In sostanza, prima della sua misteriosa scomparsa a Istanbul, Khashoggi militava a pieno titolo nello schieramento internazionale di giornalisti, esperti, diplomatici, uomini politici e d’affari sul libro paga del Qatar e sotto l’influenza dei Fratelli Musulmani. Questi erano divenuti letteralmente la nuova famiglia di Khashoggi. Tuttavia, la fidanzata islamista, nonché le amicizie con influenti esponenti dell’entourage di Erdogan e con il Sultano stesso, potrebbero aver fatto parte di un grande inganno volto a far deflagrare una potentissima bomba mediatica e diplomatica sulla nuova leadership saudita.

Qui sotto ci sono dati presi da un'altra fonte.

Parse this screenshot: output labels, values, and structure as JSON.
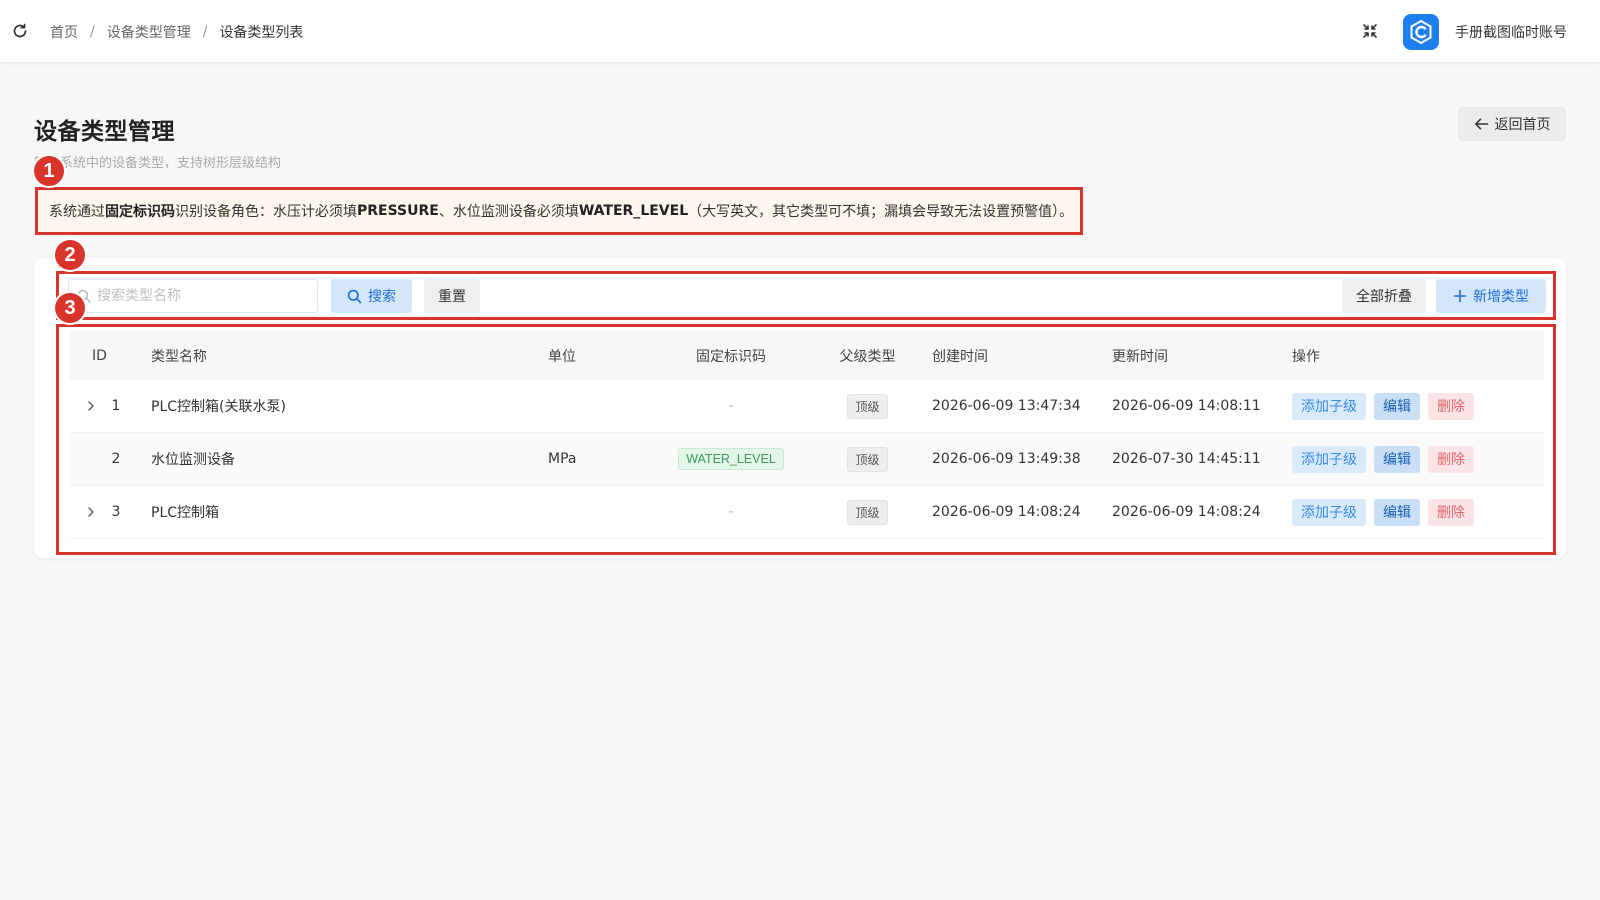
{
  "header": {
    "breadcrumb": [
      "首页",
      "设备类型管理",
      "设备类型列表"
    ],
    "separator": "/",
    "account_name": "手册截图临时账号",
    "icons": {
      "refresh": "refresh-icon",
      "fullscreen": "exit-fullscreen-icon",
      "logo": "app-logo"
    }
  },
  "page": {
    "title": "设备类型管理",
    "subtitle": "管理系统中的设备类型，支持树形层级结构",
    "back_label": "返回首页"
  },
  "notice": {
    "prefix": "系统通过",
    "bold1": "固定标识码",
    "mid1": "识别设备角色：水压计必须填 ",
    "bold2": "PRESSURE",
    "mid2": "、水位监测设备必须填 ",
    "bold3": "WATER_LEVEL",
    "suffix": "（大写英文，其它类型可不填；漏填会导致无法设置预警值）。"
  },
  "markers": [
    "1",
    "2",
    "3"
  ],
  "toolbar": {
    "search_placeholder": "搜索类型名称",
    "search_label": "搜索",
    "reset_label": "重置",
    "collapse_label": "全部折叠",
    "add_label": "新增类型"
  },
  "table": {
    "columns": [
      "ID",
      "类型名称",
      "单位",
      "固定标识码",
      "父级类型",
      "创建时间",
      "更新时间",
      "操作"
    ],
    "rows": [
      {
        "id": "1",
        "expandable": true,
        "name": "PLC控制箱(关联水泵)",
        "unit": "",
        "code": "-",
        "parent": "顶级",
        "created": "2026-06-09 13:47:34",
        "updated": "2026-06-09 14:08:11"
      },
      {
        "id": "2",
        "expandable": false,
        "name": "水位监测设备",
        "unit": "MPa",
        "code": "WATER_LEVEL",
        "parent": "顶级",
        "created": "2026-06-09 13:49:38",
        "updated": "2026-07-30 14:45:11"
      },
      {
        "id": "3",
        "expandable": true,
        "name": "PLC控制箱",
        "unit": "",
        "code": "-",
        "parent": "顶级",
        "created": "2026-06-09 14:08:24",
        "updated": "2026-06-09 14:08:24"
      }
    ],
    "actions": {
      "add_child": "添加子级",
      "edit": "编辑",
      "delete": "删除"
    }
  },
  "colors": {
    "primary": "#1f7ef0",
    "annotation_red": "#d8342b",
    "notice_bg": "#fdf6ec",
    "code_tag": "#3b9a58",
    "delete": "#e0646e"
  }
}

L’intelligence turca che all’aeroporto non intercetta il presunto commando proveniente da Riyadh per eliminare Khashoggi; il video che riprende gli spostamenti dei presunti esecutori di fronte all’ambasciata e al consolato dell’Arabia Saudita composto da immagini di vecchia data, secondo rivelazioni riportate dai principali media arabi; le manifestazioni di protesta contro l’Arabia Saudita inscenate, come da copione, da organizzazioni legate al Qatar e alla Fratellanza Musulmana; il sostegno offerto dall’emiro del Qatar, Tamim Al Thani, al “fratello” Erdogan per affrontare la crisi con l’Arabia Saudita: una sceneggiatura preconfezionata con vari attori e Khashoggi nella parte della vittima inconsapevole, vittima dei suoi stessi Fratelli Musulmani. La verità sul caso Khashoggi si trova a Doha ed è lì, più che a Istanbul o Riyadh, che andrebbe ricercata.